La polemica scoppiata in Italia dopo le morti sospette di alcuni militari, che potrebbero essere collegate alle munizioni all'uranio impoverito, è rimbalzata anche nelle aree di intervento della missione internazionale. "I nostri soldati sono informati di quello che sta accadendo in Italia, guardano la tivù, sono preoccupati, ma soprattutto per le loro famiglie a causa delle voci che si diffondono. Non sottovalutano il problema, ma neppure lo esagerano. Soprattutto chiedono risposte certe alla scienza e mostrano sfiducia verso le polemiche politiche".

Questa l'impressione ricevuta da Sedioli dal colloquio con i fanti del "Trieste", che si sono espressi con franchezza, nel corso di un incontro svolto in assenza dei superiori. Non risulta che nessuno abbia chiesto il rientro anticipato (i primi soldati dovrebbero tornare in Italia a partire da metà febbraio). "Ma non ho visto alcun atteggiamento di sprezzo del pericolo, alla Rambo insomma", continua il deputato diessino, appena rientrato a Forlì dopo la puntata oltre Adriatico.

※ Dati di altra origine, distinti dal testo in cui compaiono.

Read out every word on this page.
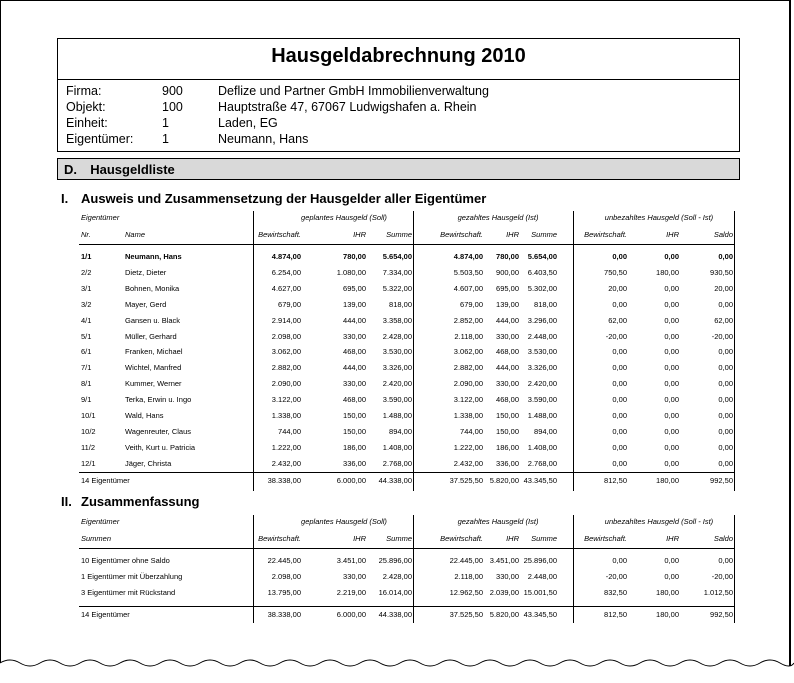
Hausgeldabrechnung 2010
Firma:	900	Deflize und Partner GmbH Immobilienverwaltung
Objekt:	100	Hauptstraße 47, 67067 Ludwigshafen a. Rhein
Einheit:	1	Laden, EG
Eigentümer: 1	Neumann, Hans
D. Hausgeldliste
I. Ausweis und Zusammensetzung der Hausgelder aller Eigentümer
Eigentümer	geplantes Hausgeld (Soll)	gezahltes Hausgeld (Ist)	unbezahltes Hausgeld (Soll - Ist)
Nr.	Name	Bewirtschaft.	IHR	Summe	Bewirtschaft.	IHR	Summe	Bewirtschaft.	IHR	Saldo
1/1	Neumann, Hans	4.874,00	780,00	5.654,00	4.874,00	780,00	5.654,00	0,00	0,00	0,00
2/2	Dietz, Dieter	6.254,00	1.080,00	7.334,00	5.503,50	900,00	6.403,50	750,50	180,00	930,50
3/1	Bohnen, Monika	4.627,00	695,00	5.322,00	4.607,00	695,00	5.302,00	20,00	0,00	20,00
3/2	Mayer, Gerd	679,00	139,00	818,00	679,00	139,00	818,00	0,00	0,00	0,00
4/1	Gansen u. Black	2.914,00	444,00	3.358,00	2.852,00	444,00	3.296,00	62,00	0,00	62,00
5/1	Müller, Gerhard	2.098,00	330,00	2.428,00	2.118,00	330,00	2.448,00	-20,00	0,00	-20,00
6/1	Franken, Michael	3.062,00	468,00	3.530,00	3.062,00	468,00	3.530,00	0,00	0,00	0,00
7/1	Wichtel, Manfred	2.882,00	444,00	3.326,00	2.882,00	444,00	3.326,00	0,00	0,00	0,00
8/1	Kummer, Werner	2.090,00	330,00	2.420,00	2.090,00	330,00	2.420,00	0,00	0,00	0,00
9/1	Terka, Erwin u. Ingo	3.122,00	468,00	3.590,00	3.122,00	468,00	3.590,00	0,00	0,00	0,00
10/1	Wald, Hans	1.338,00	150,00	1.488,00	1.338,00	150,00	1.488,00	0,00	0,00	0,00
10/2	Wagenreuter, Claus	744,00	150,00	894,00	744,00	150,00	894,00	0,00	0,00	0,00
11/2	Veith, Kurt u. Patricia	1.222,00	186,00	1.408,00	1.222,00	186,00	1.408,00	0,00	0,00	0,00
12/1	Jäger, Christa	2.432,00	336,00	2.768,00	2.432,00	336,00	2.768,00	0,00	0,00	0,00
14 Eigentümer	38.338,00	6.000,00	44.338,00	37.525,50 5.820,00 43.345,50	812,50	180,00	992,50
II. Zusammenfassung
Eigentümer	geplantes Hausgeld (Soll)	gezahltes Hausgeld (Ist)	unbezahltes Hausgeld (Soll - Ist)
Summen	Bewirtschaft.	IHR	Summe	Bewirtschaft.	IHR	Summe	Bewirtschaft.	IHR	Saldo
10 Eigentümer ohne Saldo	22.445,00	3.451,00	25.896,00	22.445,00 3.451,00 25.896,00	0,00	0,00	0,00
1 Eigentümer mit Überzahlung	2.098,00	330,00	2.428,00	2.118,00	330,00	2.448,00	-20,00	0,00	-20,00
3 Eigentümer mit Rückstand	13.795,00	2.219,00	16.014,00	12.962,50 2.039,00 15.001,50	832,50	180,00	1.012,50
14 Eigentümer	38.338,00	6.000,00	44.338,00	37.525,50 5.820,00 43.345,50	812,50	180,00	992,50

Il contingente forlivese, comandato dal col.Luigi Francavilla, fa parte della Brigata multinazionale Ovest, composta di 5960 uomini, per la maggioranza italiani. I primi fanti hanno lasciato la caserma di Forlì alla fine di settembre, e ora il reggimento è assai nutrito: 600 uomini, due terzi dei quali hanno residenza proprio nella caserma di viale Roma, essendo volontari e non soldati di leva. La loro base in questi mesi è l'ex fabbrica dell'industria automobilistica "Zastava" di Pec, nel Nordovest del Kosovo, nei pressi del confine col Montenegro. La sorveglianza di due valichi è appunto uno dei compiti - delicati e impegnativi - che spettano al Reggimento di Forlì, che deve anche assicurare la mobilità delle varie etnie sul territorio, la difesa di una piccola enclave serba e del monastero del patriarcato serbo-ortodosso di Pec.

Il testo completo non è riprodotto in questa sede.